A losing bidder for an 8-year contract to runs the state lottery's network is protesting.

Two losing contenders for a contract worth as much as $263 million for the computer network that runs the Maryland lottery are protesting a decision to award the business to a rival, charging that a state agency chose the highest bidder after a tainted process.

Lanham-based Gaming Innovations LLC and London-based IGT Global Solutions filed the protests with the Maryland State Lottery & Gaming Control Agency after the agency awarded the eight-year contract to Scientific Games International of Las Vegas.

Both losing bidders charge that the agency made "arbitrary and capricious" choices in evaluating the bids in a way that favored the incumbent vendor.

Contracts between the lottery agency and its prime computer contractors are lucrative and have faced questions of improper activity in the past, including an award in the 1990s that prompted a federal investigation.

This week, losing bidder Gaming Innovations, a joint venture with African-American top management, said the lottery agency showed "undeniable bias" against awarding the contract to a minority business enterprise. It said the agency refused to give the joint venture credit for the experience of its two members, which together run the D.C. Lottery.

And IGT has accused the agency of improperly trying to run up the contract's long-term value in an attempt to minimize future oversight by the state Board of Public Works. The company said the agency did so by requiring bidders to include in their proposals the cost of providing services that aren't currently legal in Maryland, including internet sales of lottery tickets.

A spokeswoman for the lottery agency defended the awards process, saying it "was conducted with the highest standards of independence, integrity and adherence to the law."

Doug Mayer, a spokesman for Gov. Larry Hogan, declined to comment. He said the governor's office will take a look at the contract if it comes before the public works board.

The lottery agency decided last month to award the contract to Scientific Games, which entered a "not to exceed" bid of $263 million. That is roughly $50 million more than Gaming Innovations bid and $25 million more than IGT.

A not-to-exceed contract sets a ceiling for spending under the pact. The total amount spent could prove to be less.

The agency ranked Scientific Games highest in its technical score, which reflects its judgment of a bidder's ability to do the job. IGT ranked second and Gaming Innovations third.

Bid protests to the agency that awards a contract are almost always denied, but they are a necessary first step before a challenger can bring a case before the Maryland State Board of Contract Appeals, an independent agency with the authority to overturn procurement decisions.
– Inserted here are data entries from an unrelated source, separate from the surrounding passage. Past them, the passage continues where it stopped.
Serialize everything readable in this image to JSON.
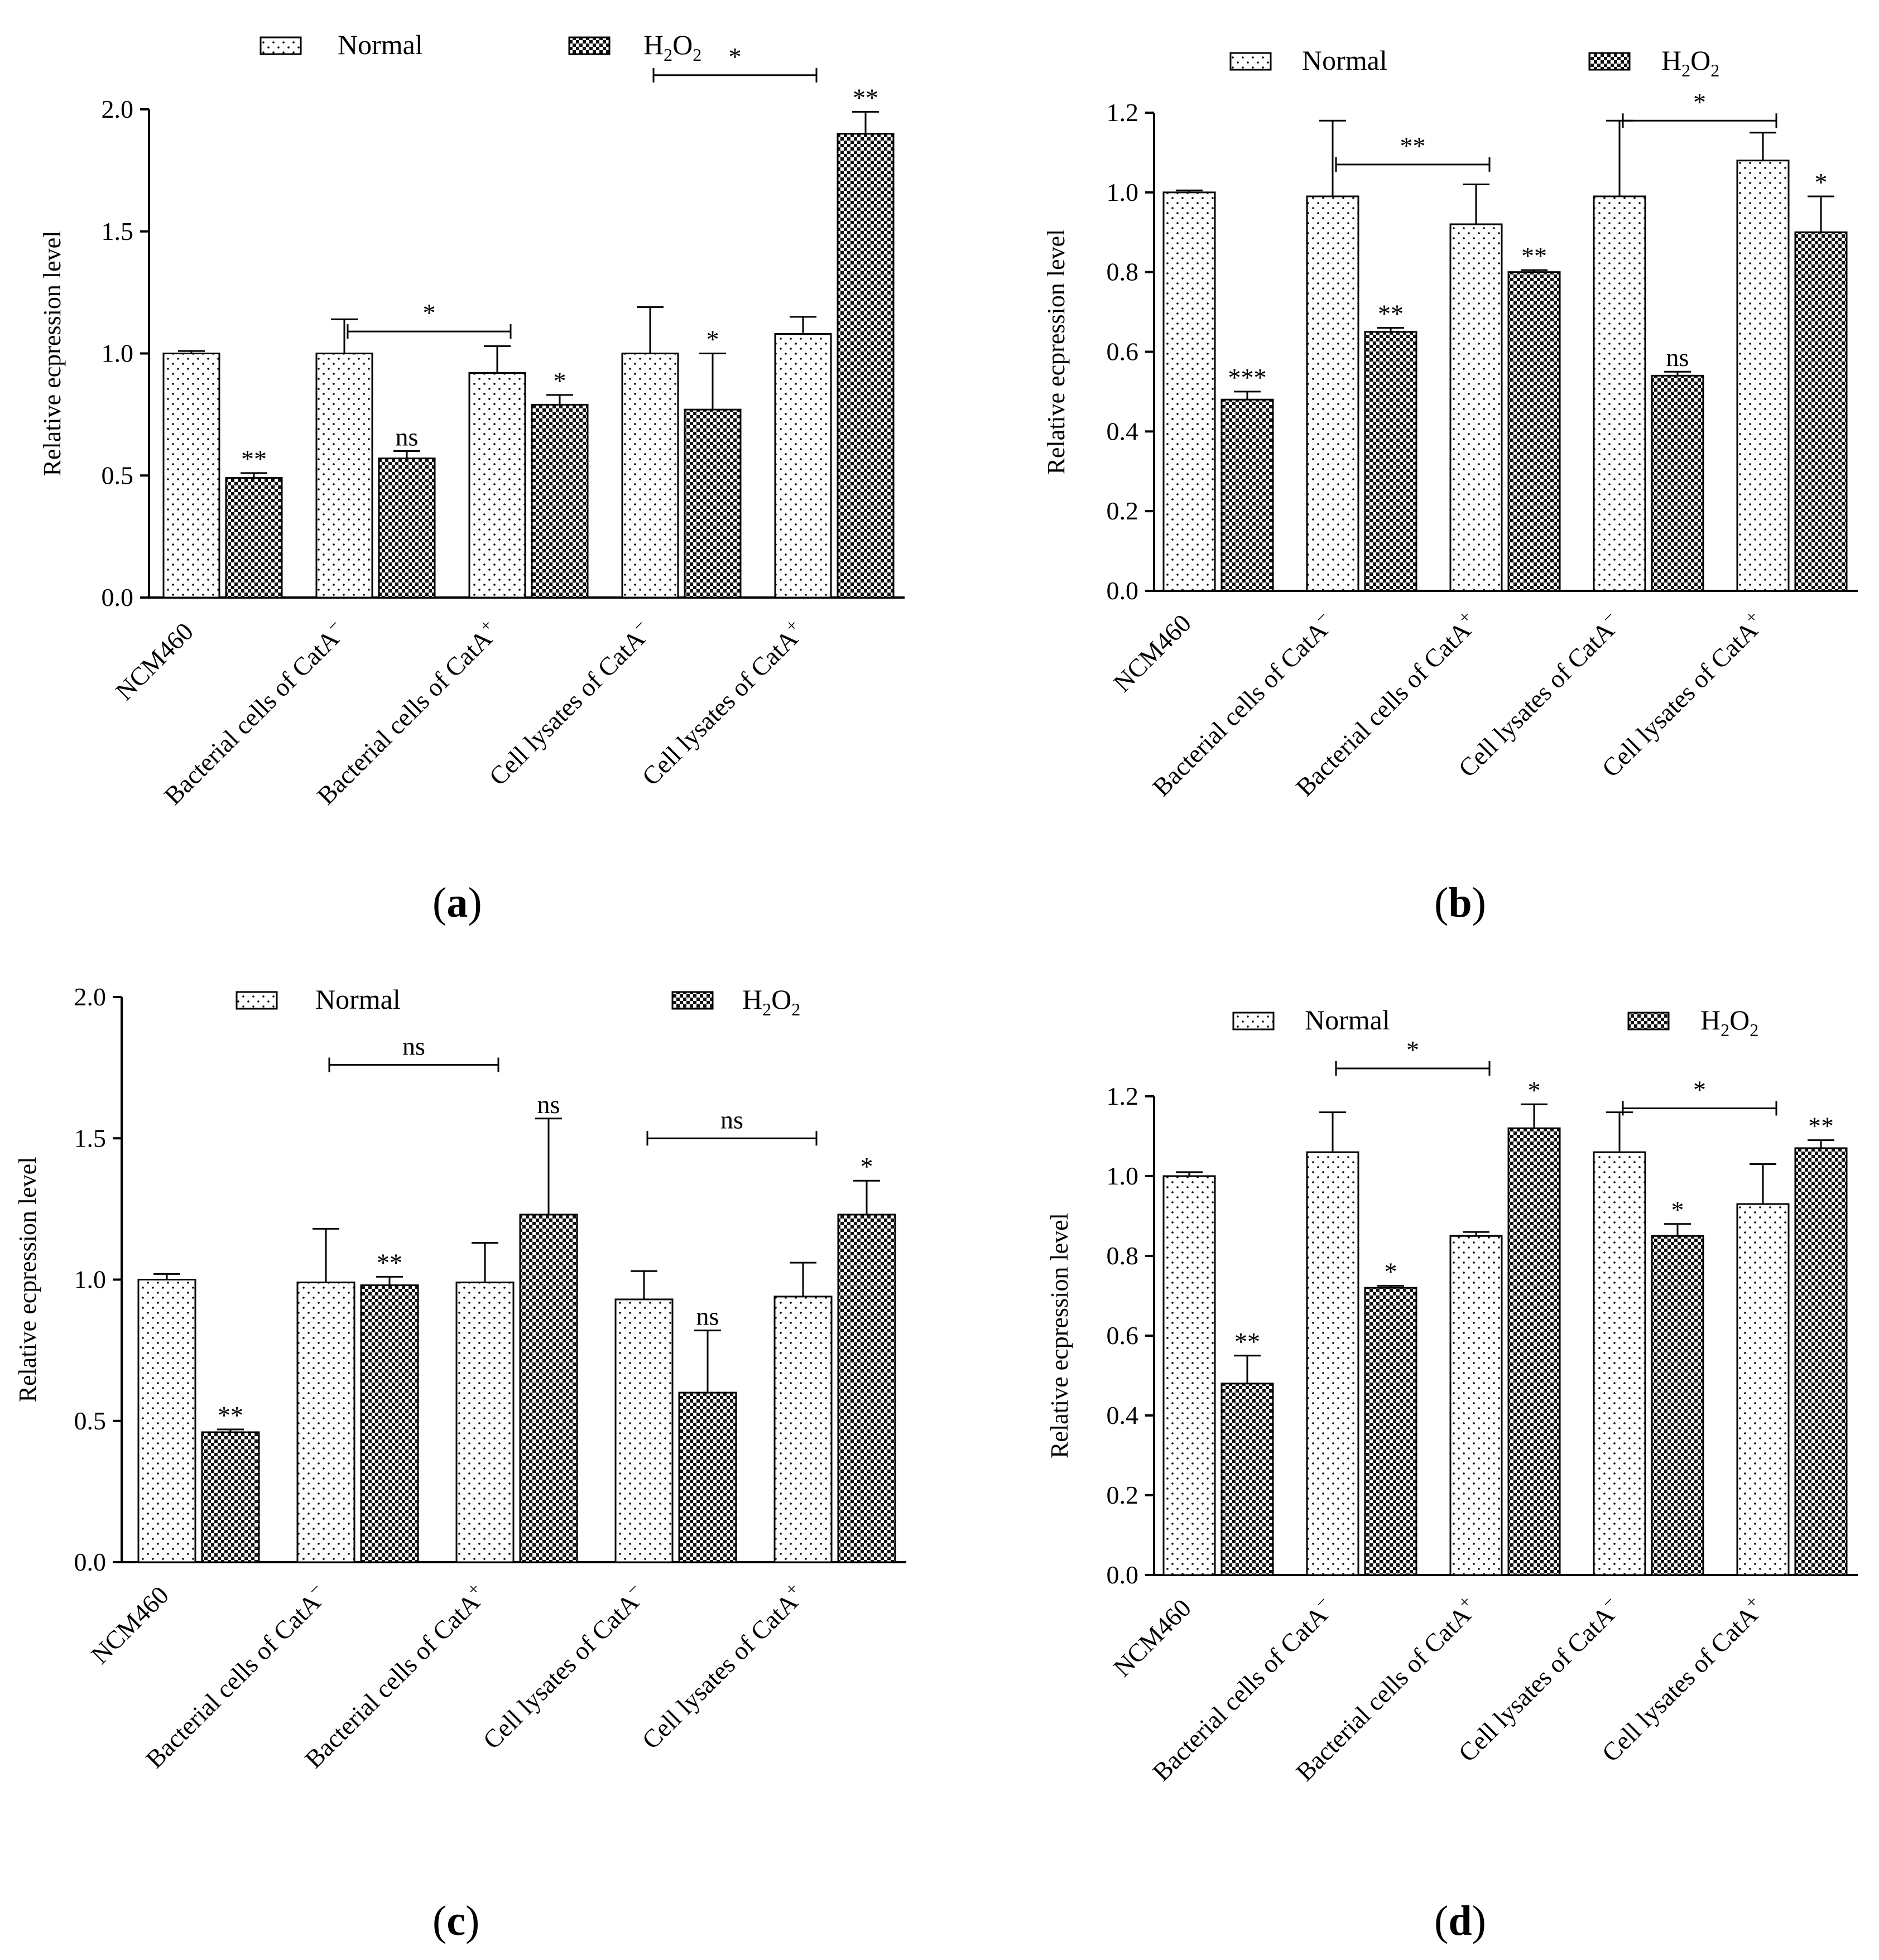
{
  "figure": {
    "panel_labels": {
      "a": {
        "open": "(",
        "letter": "a",
        "close": ")"
      },
      "b": {
        "open": "(",
        "letter": "b",
        "close": ")"
      },
      "c": {
        "open": "(",
        "letter": "c",
        "close": ")"
      },
      "d": {
        "open": "(",
        "letter": "d",
        "close": ")"
      }
    }
  },
  "colors": {
    "axis": "#000000",
    "normal_fill": "#ffffff",
    "h2o2_fill": "#000000"
  },
  "chart_data": [
    {
      "id": "a",
      "type": "bar",
      "ylabel": "Relative ecpression level",
      "ylim": [
        0,
        2.0
      ],
      "yticks": [
        "0.0",
        "0.5",
        "1.0",
        "1.5",
        "2.0"
      ],
      "yticks_values": [
        0,
        0.5,
        1.0,
        1.5,
        2.0
      ],
      "categories": [
        {
          "main": "NCM460",
          "sup": ""
        },
        {
          "main": "Bacterial cells of CatA",
          "sup": "−"
        },
        {
          "main": "Bacterial cells of CatA",
          "sup": "+"
        },
        {
          "main": "Cell lysates of CatA",
          "sup": "−"
        },
        {
          "main": "Cell lysates of CatA",
          "sup": "+"
        }
      ],
      "legend": {
        "normal": "Normal",
        "h2o2": {
          "base": "H",
          "sub1": "2",
          "mid": "O",
          "sub2": "2"
        }
      },
      "series": [
        {
          "name": "Normal",
          "values": [
            1.0,
            1.0,
            0.92,
            1.0,
            1.08
          ],
          "errors": [
            0.01,
            0.14,
            0.11,
            0.19,
            0.07
          ],
          "labels": [
            "",
            "",
            "",
            "",
            ""
          ]
        },
        {
          "name": "H2O2",
          "values": [
            0.49,
            0.57,
            0.79,
            0.77,
            1.9
          ],
          "errors": [
            0.02,
            0.03,
            0.04,
            0.23,
            0.09
          ],
          "labels": [
            "**",
            "ns",
            "*",
            "*",
            "**"
          ]
        }
      ],
      "brackets": [
        {
          "from": 1,
          "to": 2,
          "y": 1.09,
          "label": "*"
        },
        {
          "from": 3,
          "to": 4,
          "y": 2.14,
          "label": "*"
        }
      ]
    },
    {
      "id": "b",
      "type": "bar",
      "ylabel": "Relative ecpression level",
      "ylim": [
        0,
        1.2
      ],
      "yticks": [
        "0.0",
        "0.2",
        "0.4",
        "0.6",
        "0.8",
        "1.0",
        "1.2"
      ],
      "yticks_values": [
        0,
        0.2,
        0.4,
        0.6,
        0.8,
        1.0,
        1.2
      ],
      "categories": [
        {
          "main": "NCM460",
          "sup": ""
        },
        {
          "main": "Bacterial cells of CatA",
          "sup": "−"
        },
        {
          "main": "Bacterial cells of CatA",
          "sup": "+"
        },
        {
          "main": "Cell lysates of CatA",
          "sup": "−"
        },
        {
          "main": "Cell lysates of CatA",
          "sup": "+"
        }
      ],
      "legend": {
        "normal": "Normal",
        "h2o2": {
          "base": "H",
          "sub1": "2",
          "mid": "O",
          "sub2": "2"
        }
      },
      "series": [
        {
          "name": "Normal",
          "values": [
            1.0,
            0.99,
            0.92,
            0.99,
            1.08
          ],
          "errors": [
            0.005,
            0.19,
            0.1,
            0.19,
            0.07
          ],
          "labels": [
            "",
            "",
            "",
            "",
            ""
          ]
        },
        {
          "name": "H2O2",
          "values": [
            0.48,
            0.65,
            0.8,
            0.54,
            0.9
          ],
          "errors": [
            0.02,
            0.01,
            0.005,
            0.01,
            0.09
          ],
          "labels": [
            "***",
            "**",
            "**",
            "ns",
            "*"
          ]
        }
      ],
      "brackets": [
        {
          "from": 1,
          "to": 2,
          "y": 1.07,
          "label": "**"
        },
        {
          "from": 3,
          "to": 4,
          "y": 1.18,
          "label": "*"
        }
      ]
    },
    {
      "id": "c",
      "type": "bar",
      "ylabel": "Relative ecpression level",
      "ylim": [
        0,
        2.0
      ],
      "yticks": [
        "0.0",
        "0.5",
        "1.0",
        "1.5",
        "2.0"
      ],
      "yticks_values": [
        0,
        0.5,
        1.0,
        1.5,
        2.0
      ],
      "categories": [
        {
          "main": "NCM460",
          "sup": ""
        },
        {
          "main": "Bacterial cells of CatA",
          "sup": "−"
        },
        {
          "main": "Bacterial cells of CatA",
          "sup": "+"
        },
        {
          "main": "Cell lysates of CatA",
          "sup": "−"
        },
        {
          "main": "Cell lysates of CatA",
          "sup": "+"
        }
      ],
      "legend": {
        "normal": "Normal",
        "h2o2": {
          "base": "H",
          "sub1": "2",
          "mid": "O",
          "sub2": "2"
        }
      },
      "series": [
        {
          "name": "Normal",
          "values": [
            1.0,
            0.99,
            0.99,
            0.93,
            0.94
          ],
          "errors": [
            0.02,
            0.19,
            0.14,
            0.1,
            0.12
          ],
          "labels": [
            "",
            "",
            "",
            "",
            ""
          ]
        },
        {
          "name": "H2O2",
          "values": [
            0.46,
            0.98,
            1.23,
            0.6,
            1.23
          ],
          "errors": [
            0.01,
            0.03,
            0.34,
            0.22,
            0.12
          ],
          "labels": [
            "**",
            "**",
            "ns",
            "ns",
            "*"
          ]
        }
      ],
      "brackets": [
        {
          "from": 1,
          "to": 2,
          "y": 1.76,
          "label": "ns"
        },
        {
          "from": 3,
          "to": 4,
          "y": 1.5,
          "label": "ns"
        }
      ]
    },
    {
      "id": "d",
      "type": "bar",
      "ylabel": "Relative ecpression level",
      "ylim": [
        0,
        1.2
      ],
      "yticks": [
        "0.0",
        "0.2",
        "0.4",
        "0.6",
        "0.8",
        "1.0",
        "1.2"
      ],
      "yticks_values": [
        0,
        0.2,
        0.4,
        0.6,
        0.8,
        1.0,
        1.2
      ],
      "categories": [
        {
          "main": "NCM460",
          "sup": ""
        },
        {
          "main": "Bacterial cells of CatA",
          "sup": "−"
        },
        {
          "main": "Bacterial cells of CatA",
          "sup": "+"
        },
        {
          "main": "Cell lysates of CatA",
          "sup": "−"
        },
        {
          "main": "Cell lysates of CatA",
          "sup": "+"
        }
      ],
      "legend": {
        "normal": "Normal",
        "h2o2": {
          "base": "H",
          "sub1": "2",
          "mid": "O",
          "sub2": "2"
        }
      },
      "series": [
        {
          "name": "Normal",
          "values": [
            1.0,
            1.06,
            0.85,
            1.06,
            0.93
          ],
          "errors": [
            0.01,
            0.1,
            0.01,
            0.1,
            0.1
          ],
          "labels": [
            "",
            "",
            "",
            "",
            ""
          ]
        },
        {
          "name": "H2O2",
          "values": [
            0.48,
            0.72,
            1.12,
            0.85,
            1.07
          ],
          "errors": [
            0.07,
            0.005,
            0.06,
            0.03,
            0.02
          ],
          "labels": [
            "**",
            "*",
            "*",
            "*",
            "**"
          ]
        }
      ],
      "brackets": [
        {
          "from": 1,
          "to": 2,
          "y": 1.27,
          "label": "*"
        },
        {
          "from": 3,
          "to": 4,
          "y": 1.17,
          "label": "*"
        }
      ]
    }
  ]
}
The protests could delay the planned June 2017 transition to a new contract for months if they go to appeal, but they are not expected to affect lottery operations.

The winning vendor will supply the machines retailers use to sell lottery tickets and the networks that connects sales outlets to the agency.
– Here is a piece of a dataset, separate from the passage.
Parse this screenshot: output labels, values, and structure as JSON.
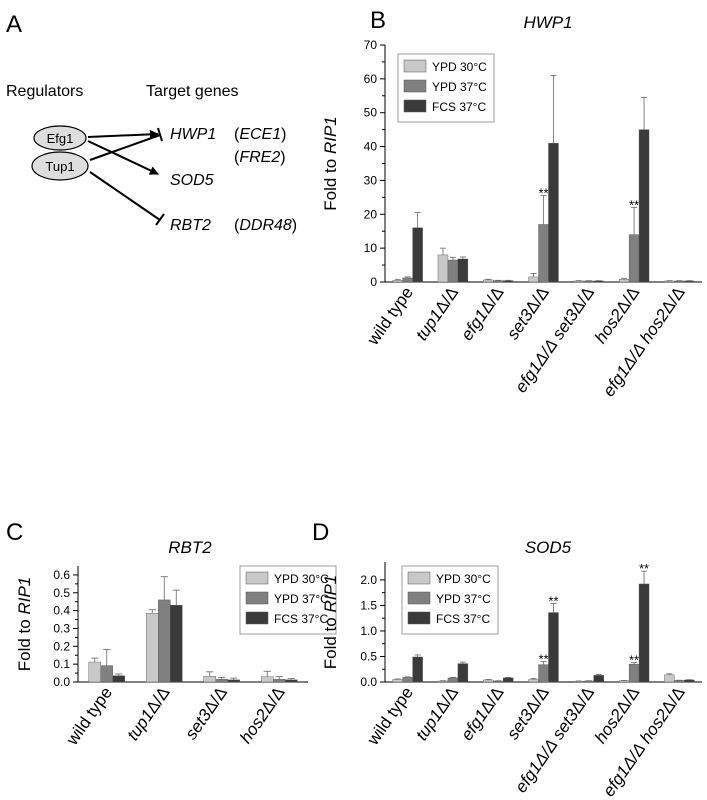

IGT alleges that lottery officials told them the bid request included internet lottery sales because the agency wanted to avoid further "burdensome" review by the public works board if lawmakers were to approve an expansion of gambling in Maryland to include lottery ticket sales over the internet.

According to the company, agency officials said seeking board approval of a contract modification to include such capacity could bring lottery operations to a "screeching halt."

The notion of allowing gambling on the internet via lottery ticket sales has won few friends in the General Assembly.

"I'd say we're strongly opposed," said Sen. Edward J. Kasemeyer, who chairs the Senate Budget & Taxation Committee. The Howard County Democrat questioned whether they agency should be taking steps in that direction without lawmakers' approval.

Ellen Valentino, a lobbyist who represents service station and convenience store owners, said her clients are concerned about a possible "cannibalization" of their lottery sales at a time when the state's casinos are already taking a toll.

Lottery director Gordon Medenica played down the agency's interest in internet lottery sales, saying that based on results from other state the revenue potential is "modest."

"More importantly, we recognize that our retailers are highly skeptical of internet sales," Medenica said in a statement. "And since we value our partnership with our retailers so highly, we would never initiate an internet sales program without their full acceptance and cooperation."